Shi is the founder and chairman of Brilliant International Group — a Hong Kong manufacturer of packaging and paper products. His clients include upstream manufacturers of toys, electronics, food and beverages and other consumer goods.

Disrupted by the pandemic in the US and EU, many containers remain stuck overseas and are unable to return to Guangdong, resulting in a severe shortage, pushing up prices, said Shi.

With the Year of the Ox around the corner, the pandemic has reemerged in parts of the mainland. Some factory workers in Guangdong are returning to their hometowns earlier than usual, further piling up orders to be delivered, he said.

Shi said Hong Kong manufacturers' chief concern is how the pandemic develops. Riding on the country's "dual circulation" policy, he said the CMA will help members to expand in the domestic market, seek opportunities in ASEAN and reduce their reliance on the EU and the US.

"We'll be walking on two fronts — domestic and overseas," he said.

Once the pandemic is under control and travel between Hong Kong and Guangdong returns to normal, the association will organize exhibitions in Guangdong by Hong Kong manufacturers to help promote local brands, he said.

The association will continue to cooperate closely with the Hong Kong Productivity Council to expedite digitalization of members' production chains to offset the labor shortage, he added.

In the first 10 months of last year, Hong Kong's exports fell by 3.7 percent, compared with an 8 percent decline in the first half. There're signs that the contraction caused by the pandemic and other factors may have bottomed out, said HKTDC Director of Research Nicholas Kwan Ka-ming.

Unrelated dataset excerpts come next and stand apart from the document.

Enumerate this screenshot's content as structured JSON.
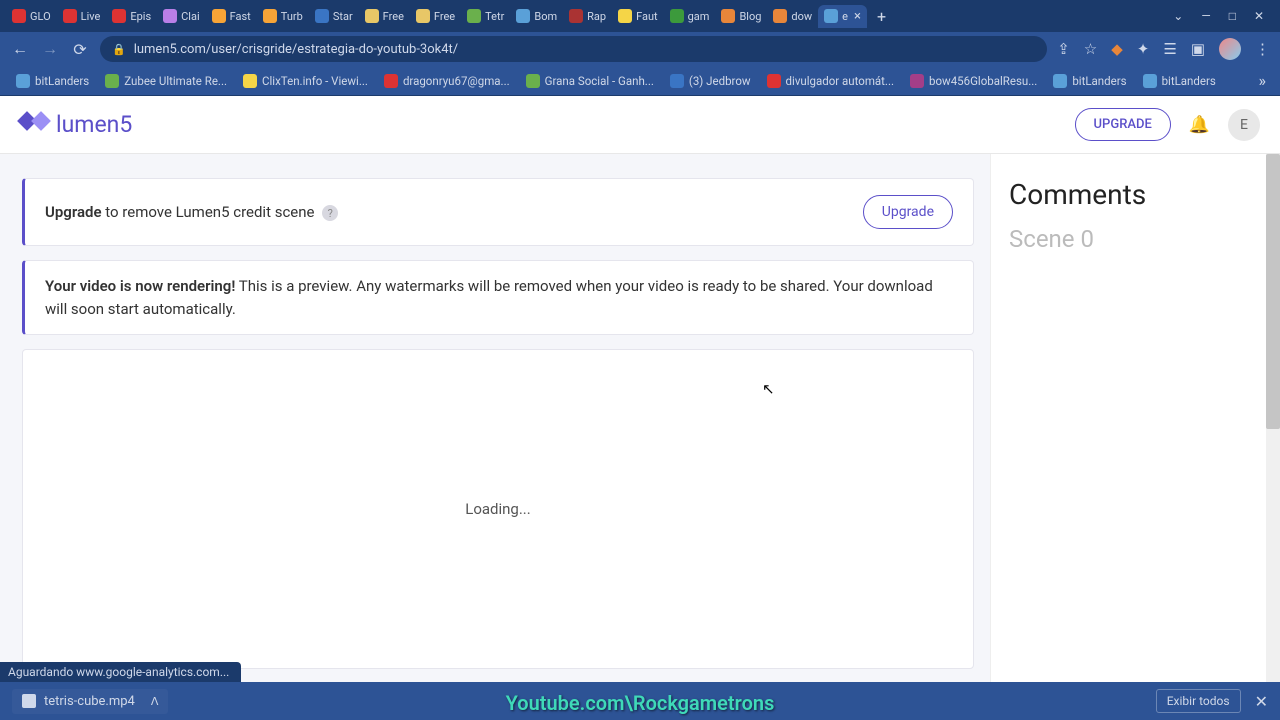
{
  "browser": {
    "tabs": [
      {
        "label": "GLO",
        "iconColor": "#d33"
      },
      {
        "label": "Live",
        "iconColor": "#d33"
      },
      {
        "label": "Epis",
        "iconColor": "#d33"
      },
      {
        "label": "Clai",
        "iconColor": "#b97fe8"
      },
      {
        "label": "Fast",
        "iconColor": "#f7a437"
      },
      {
        "label": "Turb",
        "iconColor": "#f7a437"
      },
      {
        "label": "Star",
        "iconColor": "#3a75c4"
      },
      {
        "label": "Free",
        "iconColor": "#e8c767"
      },
      {
        "label": "Free",
        "iconColor": "#e8c767"
      },
      {
        "label": "Tetr",
        "iconColor": "#6ab04c"
      },
      {
        "label": "Bom",
        "iconColor": "#5aa0d8"
      },
      {
        "label": "Rap",
        "iconColor": "#a33"
      },
      {
        "label": "Faut",
        "iconColor": "#f5d547"
      },
      {
        "label": "gam",
        "iconColor": "#3c9a3c"
      },
      {
        "label": "Blog",
        "iconColor": "#e8863a"
      },
      {
        "label": "dow",
        "iconColor": "#e8863a"
      },
      {
        "label": "e",
        "iconColor": "#5aa0d8",
        "active": true
      }
    ],
    "url": "lumen5.com/user/crisgride/estrategia-do-youtub-3ok4t/",
    "bookmarks": [
      {
        "label": "bitLanders",
        "iconColor": "#5aa0d8"
      },
      {
        "label": "Zubee Ultimate Re...",
        "iconColor": "#6ab04c"
      },
      {
        "label": "ClixTen.info - Viewi...",
        "iconColor": "#f5d547"
      },
      {
        "label": "dragonryu67@gma...",
        "iconColor": "#d33"
      },
      {
        "label": "Grana Social - Ganh...",
        "iconColor": "#6ab04c"
      },
      {
        "label": "(3) Jedbrow",
        "iconColor": "#3a75c4"
      },
      {
        "label": "divulgador automát...",
        "iconColor": "#d33"
      },
      {
        "label": "bow456GlobalResu...",
        "iconColor": "#a33e88"
      },
      {
        "label": "bitLanders",
        "iconColor": "#5aa0d8"
      },
      {
        "label": "bitLanders",
        "iconColor": "#5aa0d8"
      }
    ],
    "status": "Aguardando www.google-analytics.com...",
    "download": {
      "file": "tetris-cube.mp4",
      "showAll": "Exibir todos"
    }
  },
  "app": {
    "brand": "lumen5",
    "upgradeBtn": "UPGRADE",
    "avatarLetter": "E",
    "creditBanner": {
      "bold": "Upgrade",
      "rest": " to remove Lumen5 credit scene",
      "btn": "Upgrade"
    },
    "renderBanner": {
      "bold": "Your video is now rendering!",
      "rest": " This is a preview. Any watermarks will be removed when your video is ready to be shared. Your download will soon start automatically."
    },
    "loading": "Loading...",
    "comments": {
      "title": "Comments",
      "scene": "Scene 0"
    }
  },
  "watermark": "Youtube.com\\Rockgametrons"
}
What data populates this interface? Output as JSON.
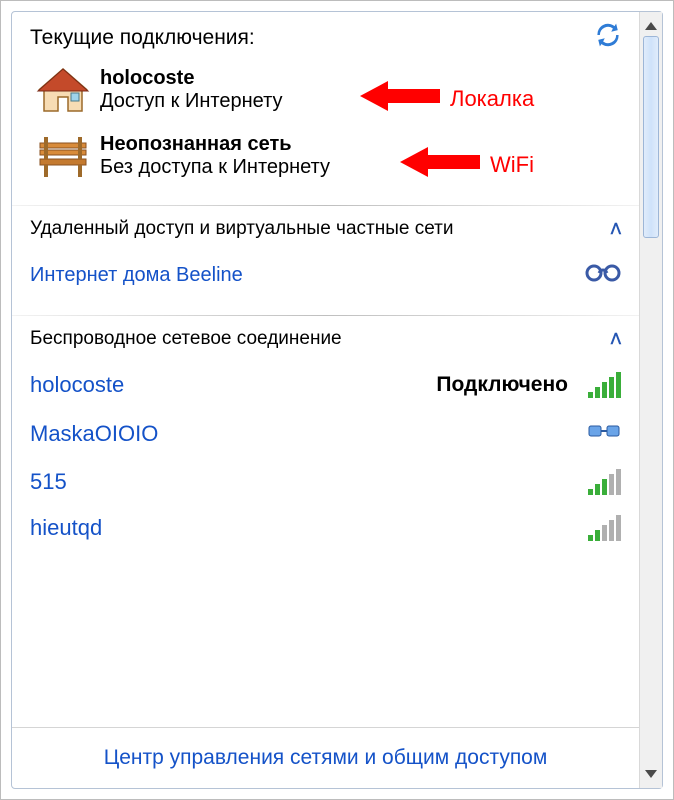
{
  "header": {
    "title": "Текущие подключения:"
  },
  "connections": [
    {
      "name": "holocoste",
      "status": "Доступ к Интернету",
      "icon": "house",
      "annotation": "Локалка"
    },
    {
      "name": "Неопознанная сеть",
      "status": "Без доступа к Интернету",
      "icon": "bench",
      "annotation": "WiFi"
    }
  ],
  "groups": {
    "vpn": {
      "title": "Удаленный доступ и виртуальные частные сети",
      "item": "Интернет дома Beeline"
    },
    "wireless": {
      "title": "Беспроводное сетевое соединение",
      "connected_label": "Подключено",
      "networks": [
        {
          "name": "holocoste",
          "bars": 5,
          "connected": true
        },
        {
          "name": "MaskaOIOIO",
          "adhoc": true
        },
        {
          "name": "515",
          "bars": 3
        },
        {
          "name": "hieutqd",
          "bars": 2
        }
      ]
    }
  },
  "footer": {
    "link": "Центр управления сетями и общим доступом"
  }
}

Driven by the base effect, Hong Kong exporters are expected to see growth of about 5 percent next year, taking advantage of domestic opportunities brought by the country's "dual circulation" policy, and regional trade stimulated by the Regional Comprehensive Economic Partnership agreement, Kwan said.

Carlos Casanova, senior economist for Asia at Union Bancaire Privee, noted that better external demand has also boosted export-related professional services in Hong Kong, which continues to be the preferred offshore center for Chinese companies looking to go global.

He said it'll be more important for service providers in Hong Kong to cater for ASEAN's needs as intra-regional trade will continue to provide impetus for growth and a shift in supply chains, as well as China's greater focus on the domestic market in the next five years.